Two articles this year in PS: Political Science and Politics offering a sobering reminder that just because something is quantified does not mean it is objective. The first one, by Kristina Mitchell and Jonathan Martin, analyzes gender bias in student evaluations of teachers [SETs] by comparing how a male and female professor are rated using the exact same online course. Their results are pretty plain:

First, women are evaluated based on different criteria than men, including personality, appearance, and perceptions of intelligence and competency. To test this, we used a novel method: a content analysis of student comments in official open-ended course evaluations and in online anonymous commentary. The evidence from the content analysis suggests that women are evaluated more on personality and appearance, and they are more likely to be labeled a “teacher” than a “professor.” Second, and perhaps more important, we argue that women are rated more poorly than men even in identical courses and when all personality, appearance, and other factors are held constant.
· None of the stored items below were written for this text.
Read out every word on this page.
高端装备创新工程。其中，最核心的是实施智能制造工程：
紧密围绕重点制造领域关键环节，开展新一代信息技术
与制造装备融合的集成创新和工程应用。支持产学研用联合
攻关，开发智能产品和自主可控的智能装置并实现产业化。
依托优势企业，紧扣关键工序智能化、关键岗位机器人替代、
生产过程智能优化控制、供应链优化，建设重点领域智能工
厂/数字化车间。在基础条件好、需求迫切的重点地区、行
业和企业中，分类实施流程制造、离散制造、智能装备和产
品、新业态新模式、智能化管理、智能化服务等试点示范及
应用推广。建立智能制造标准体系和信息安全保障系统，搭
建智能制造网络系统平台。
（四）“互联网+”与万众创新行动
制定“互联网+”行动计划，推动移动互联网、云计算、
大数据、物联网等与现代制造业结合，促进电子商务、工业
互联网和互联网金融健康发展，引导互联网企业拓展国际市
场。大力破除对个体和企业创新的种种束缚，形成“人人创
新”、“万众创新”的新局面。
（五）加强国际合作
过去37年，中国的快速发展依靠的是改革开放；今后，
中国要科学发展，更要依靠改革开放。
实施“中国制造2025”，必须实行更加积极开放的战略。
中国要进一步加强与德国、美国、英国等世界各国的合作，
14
We compared the SETs of two instructors, one man and one woman, in identical online courses using the same assignments and course format. In this analysis, we found strong evidence to suggest gender bias in SETs.
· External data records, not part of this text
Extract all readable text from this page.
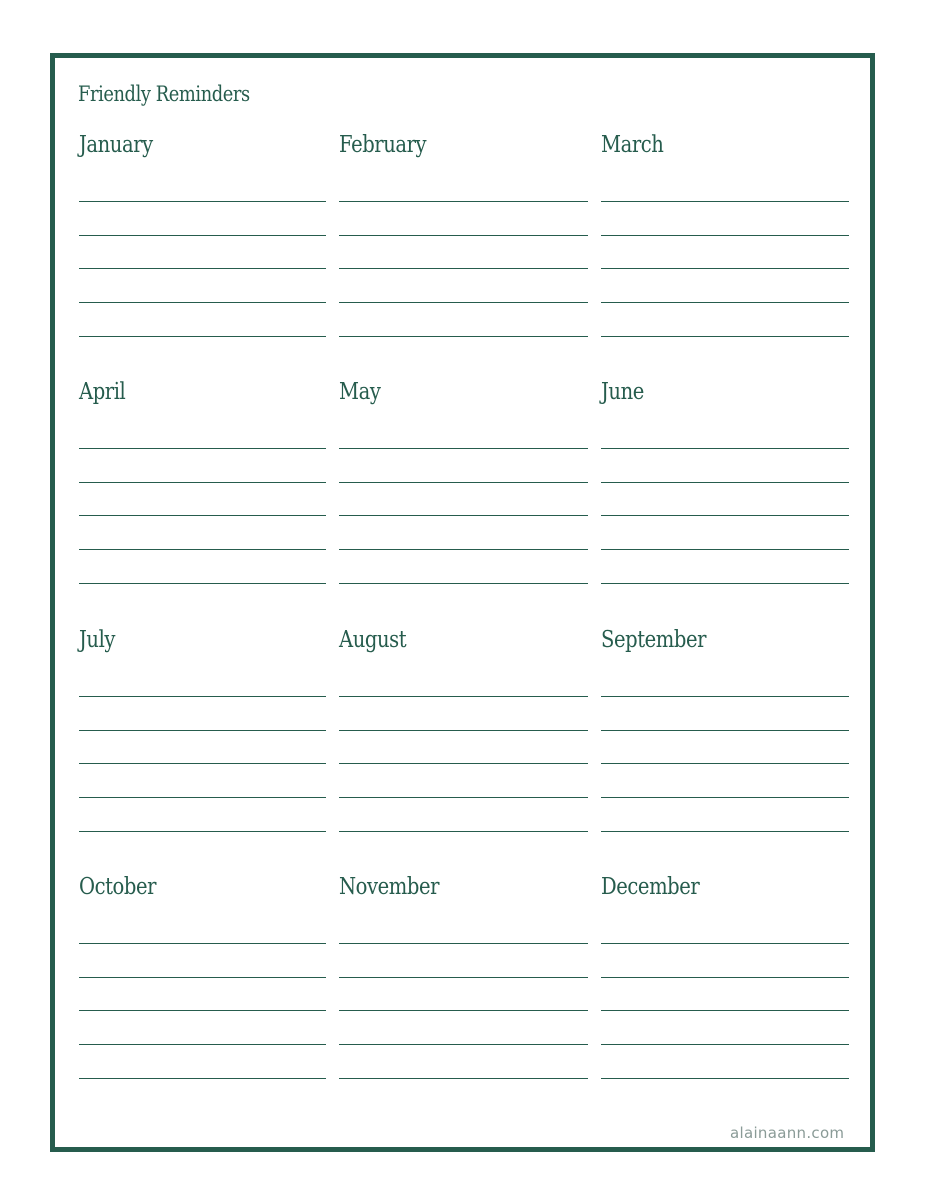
Friendly Reminders
January	February	March
April	May	June
July	August	September
October	November	December
alainaann.com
Their conclusion is not a new finding; it confirms what the prior literature has said. But it is yet another data point showing that relying solely on student evaluations to evaluate a professor’s teaching abilities is not just wrong, it’s potentially discriminatory.

The second article by six political scientists is “The Benefits and Pitfalls of Google Scholar.” They take care to note the strengths of the site — it nudges scholars toward more open access of their work, for example. But the flaws of Google Scholar (GS) are very real. To give just one example from the paper:

GS counts are biased toward incremental work and away from boldness and innovation. Highly original work that does not fit neatly into an existing literature might establish a new research agenda and expand interest in the topic, but its impact will not be visible in citation counts for many years. According to GS, John Nash’s foundational paper defining Nash equilibrium received only 16 citations in the first five years after publication…. In general, the number of citations that an article or book receives in the five or so years after publication reveals little about its long-term impact.

Much as “teaching to the test” has its pedagogical problems, “researching for the citation count” is a recipe for risk-averse scholarship. This is particularly problematic for junior scholars, whose work is usually evaluated for tenure just a few years after publication.

So, to sum up: the primary means by which universities measure research impact and teaching excellence rely heavily on flawed metrics. Oh, and they are particularly flawed if you are a woman.

Does this mean these measurements should be discarded completely? No, of course not. All metrics are flawed. A scholar’s idiosyncratic take on a colleague’s teaching style is not guaranteed to be free of bias either.

If universities are going to continue to use these metrics, however, then they need to do so with their eyes open. The biases in the metrics cannot just be said at the beginning of a meeting and then ignored. They have to be ever-present in the mind when considering tenure and promotion. Otherwise, all quantifiable metrics do is provide senior scholars a false sense of security that they are objectively evaluating a subordinate.